6. The Affordable Care Act (ACA) introduced a new State Plan Benefit option and the Innovation Center to encourage alternative payment and service delivery models while improving quality and outcomes.
The ACA established the Community First Choice (CFC) State Plan benefit option to provide home- and community-based attendant care and personal care services and supports to individuals with disabilities and chronic conditions in conjunction with existing State plans. CFC gives States a six-percentage point increase in federal matching payments for service expenditures under this option. The CMS final HCBS rule published last year also requires CFC to comply with the HCBS setting requirements. The ACA also created the Innovation Center, a body charged with creating and testing new payment and service delivery models that reduce HCBS expenditures without detracting from the quality of services. CMS projects that by the end of the fiscal year 2015, the cumulative obligations of the Innovation Center will approach $5 billion, further highlighting the growing importance of HCBS and the need to discover cost-saving measures. The CMS final HCBS rule provides a five year approval and renewal period for certain of these Medicaid waivers and demonstration projects that serve dually eligible Medicare and Medicaid individuals.
7. The Medicaid expansion debate is incredibly important to the future of HCBS.
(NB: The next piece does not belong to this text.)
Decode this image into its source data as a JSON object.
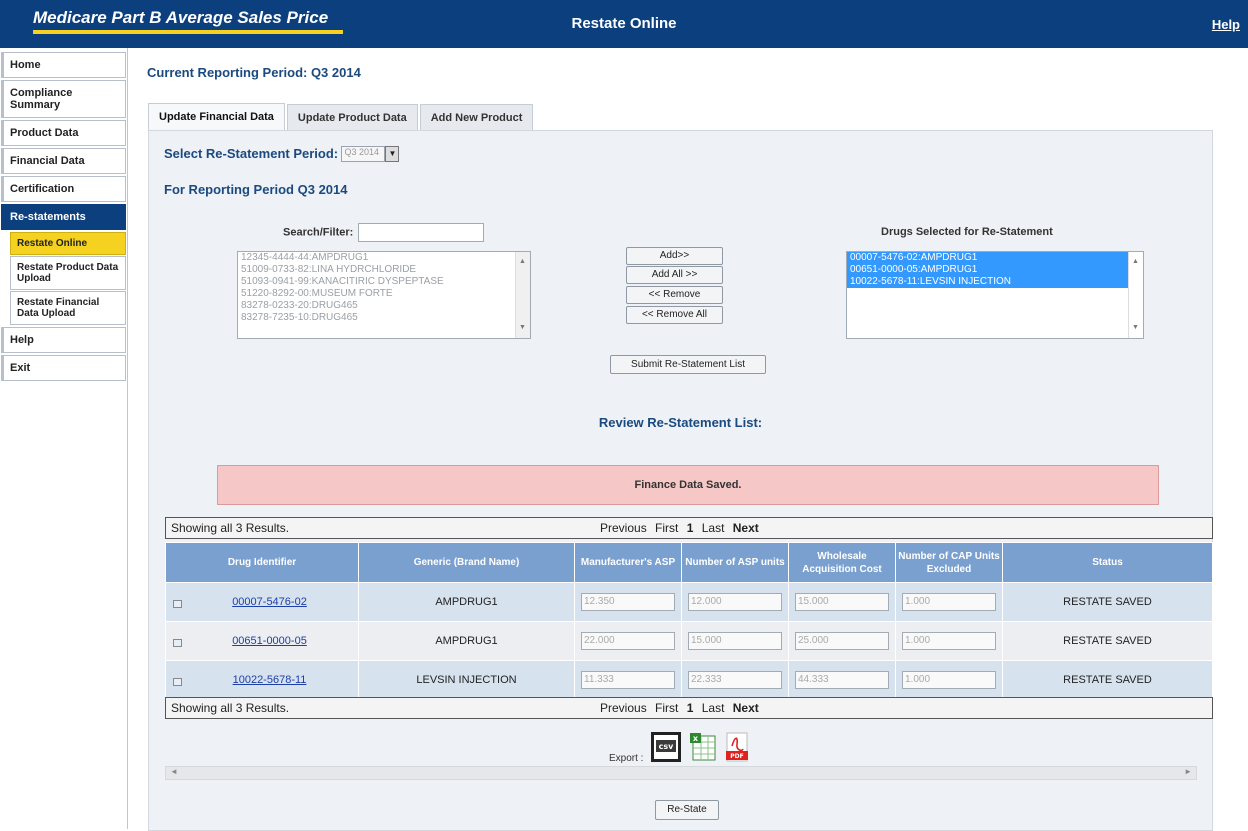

States are finding it difficult to meet the growing demand for HCBS. While States do have separately-funded HCBS programs, Medicaid remains the primary payer for LTSS in the United States. The State Medicaid expansion option offered under the ACA could become an increasingly attractive option for States looking to supplement their LTSS programs. As qualified individuals remain on waiting lists for HCBS, States continue to juggle policy implications connected to Medicaid expansion. HCBS remain in limbo in many States, and there is no doubting that States accepting Medicaid expansion will see their already-growing HCBS enrollment continue to surge.